When Colantonio was about 18 years old, at the verge of having to perform mandatory military service that France had at the time, he participated in a contest held by Electronic Arts (EA) on knowledge about the Ultima series, which he had been a fan of. He was unaware that the contest was meant for EA to find qualified applicants for a new studio they were setting up in France, and through the contest, Colantonio was hired into EA, helping with establishing their customer support services in France.

===Arkane Studios===
With the introduction of home video game consoles, Colantonio saw a shift in EA to more sports-oriented games, an area he was not interested in, and left, taking a position at Infogrames for a short time. He decided around 1999 that he wanted to start his own studio, and with funding support from his uncle, he and three of his friends founded Arkane Studios in Lyon, France.

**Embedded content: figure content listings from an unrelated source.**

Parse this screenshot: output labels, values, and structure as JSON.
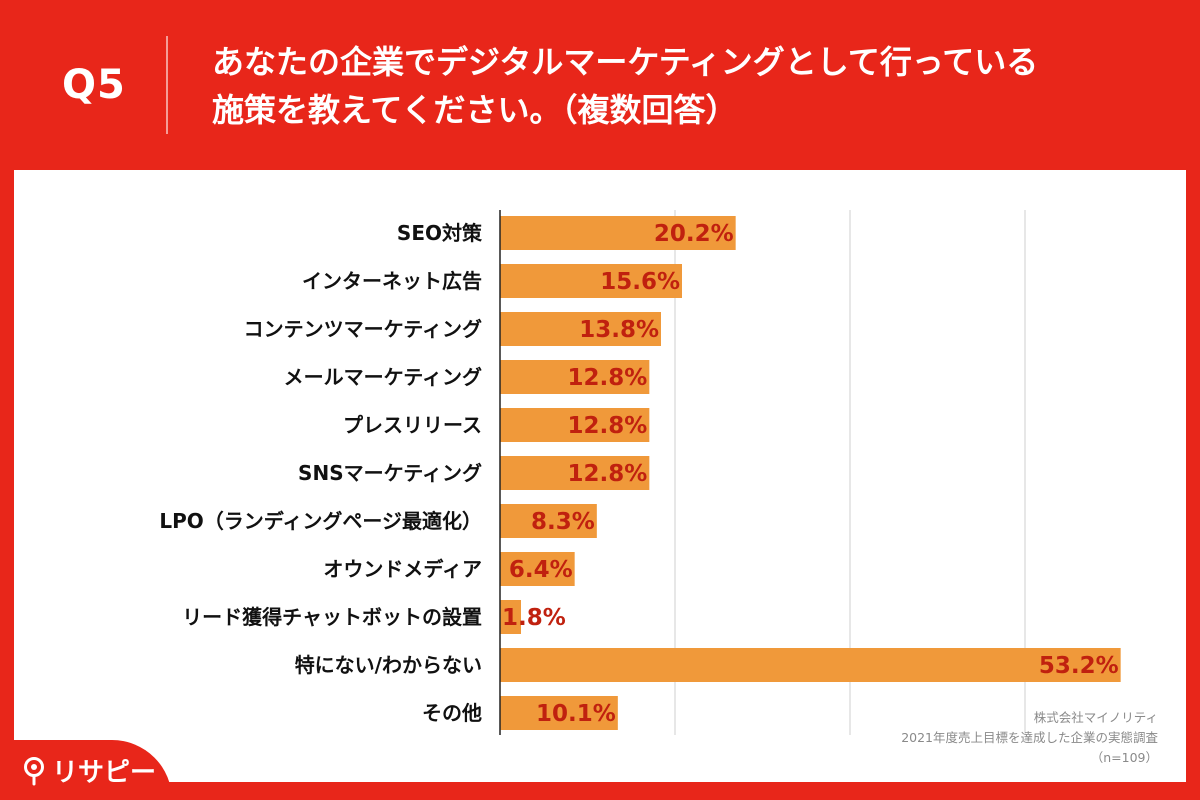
{
  "header": {
    "question_number": "Q5",
    "title_line1": "あなたの企業でデジタルマーケティングとして行っている",
    "title_line2": "施策を教えてください。（複数回答）"
  },
  "colors": {
    "background": "#e8261a",
    "bar": "#f0993a",
    "value_label": "#c0210f",
    "axis_label": "#111111"
  },
  "chart_data": {
    "type": "bar",
    "orientation": "horizontal",
    "title": "",
    "xlabel": "",
    "ylabel": "",
    "xlim": [
      0,
      60
    ],
    "grid": true,
    "categories": [
      "SEO対策",
      "インターネット広告",
      "コンテンツマーケティング",
      "メールマーケティング",
      "プレスリリース",
      "SNSマーケティング",
      "LPO（ランディングページ最適化）",
      "オウンドメディア",
      "リード獲得チャットボットの設置",
      "特にない/わからない",
      "その他"
    ],
    "values": [
      20.2,
      15.6,
      13.8,
      12.8,
      12.8,
      12.8,
      8.3,
      6.4,
      1.8,
      53.2,
      10.1
    ],
    "value_labels": [
      "20.2%",
      "15.6%",
      "13.8%",
      "12.8%",
      "12.8%",
      "12.8%",
      "8.3%",
      "6.4%",
      "1.8%",
      "53.2%",
      "10.1%"
    ]
  },
  "footer": {
    "company": "株式会社マイノリティ",
    "survey": "2021年度売上目標を達成した企業の実態調査",
    "sample": "（n=109）"
  },
  "logo": {
    "text": "リサピー",
    "icon": "pin-icon"
  }
}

In June 2017, he departed Arkane, though he stayed with the Lyon branch of Arkane to help with transition to new management, while Harvey Smith oversaw the Austin studio. Colantonio stated that he wanted to spend more time with his son and re-evaluate his goals for the future. In a 2020 interview, he said that part of his reason for leaving was "creative anxiety" around delivering a triple A quality game where it felt like more like making a product instead, as well as wanting to take a break to focus on other matters.

===WolfEye Studios===

Colantonio and Julien Roby, a former producer at Arkane, announced in November 2019 they had earlier formed a new studio, WolfEye Studios, a twenty-person studio working distributively. They announced their first game, Weird West, at The Game Awards 2019, to be published by Devolver Digital. Weird West, which released on 31 March 2022, is a top-down action role-playing game with elements of the immersive sim genre in which the player takes the role of heroes in the American frontier which encounters supernatural elements, with randomized elements through each play through. Colantonio stated in March 2025 that WolfEye was working on a new, unnamed first person immersive sim title.

== Music ==
Colantonio is a musician and performs guitar, bass guitar, and vocals as one half of the Rock/Electro Goth band Weird Wolves. His music has been featured on the soundtracks of several of his video games including Dishonored 2 and Prey. After collaborating with Ava Gore on the song Realization for the Prey: Mooncrash soundtrack, the two formed Weird Wolves. The band went on to produce several tracks for the Weird West soundtrack.